La película, por supuesto, no habla tanto de esa desaparición, o el motivo de la misma, como de la desintegración que a partir de ese mismo instante se produce en las entrañas de los Ionescu, una familia de apariencia feliz: Tudor, su esposa Cristina, ambos de treinta años y trabajos lucrativos, y sus dos hijos, uno hurtado violentamente del relato. El resultado es un progresivo y bien trabajado descenso a los infiernos, aunque este término, aplicado a según que tipo de relatos, cinematográficos o literarios, se haya convertido en un cliché.
Pero si lo es, resulta un cliché bien modulado en su contundencia dramática y estilo seco y directo, más fragmentado que en la elección inicial del plano-secuencia.
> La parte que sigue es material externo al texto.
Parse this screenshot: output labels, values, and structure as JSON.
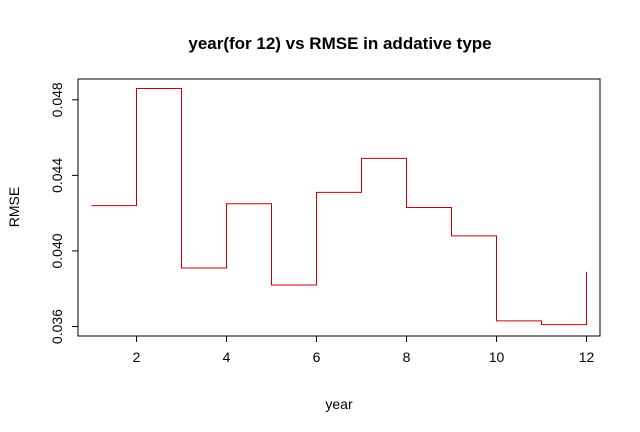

El trabajo de montaje suple ahora a la continuación líquida de la cámara en estático o en movimiento, haciendo más física en el cuerpo a cuerpo entre los personajes –atención a la última secuencia– y esa misma y rotunda cámara, y en como luego se editan esos planos, una peripecia que, aunque intuyamos de que manera puede concluir, no por ello nos devasta menos.
A favor: El brillante inicio, el estilo seco y directo, la ausencia de concesiones.
En contra: Podía haber contado lo mismo, y con idéntica intensidad, con menos metraje.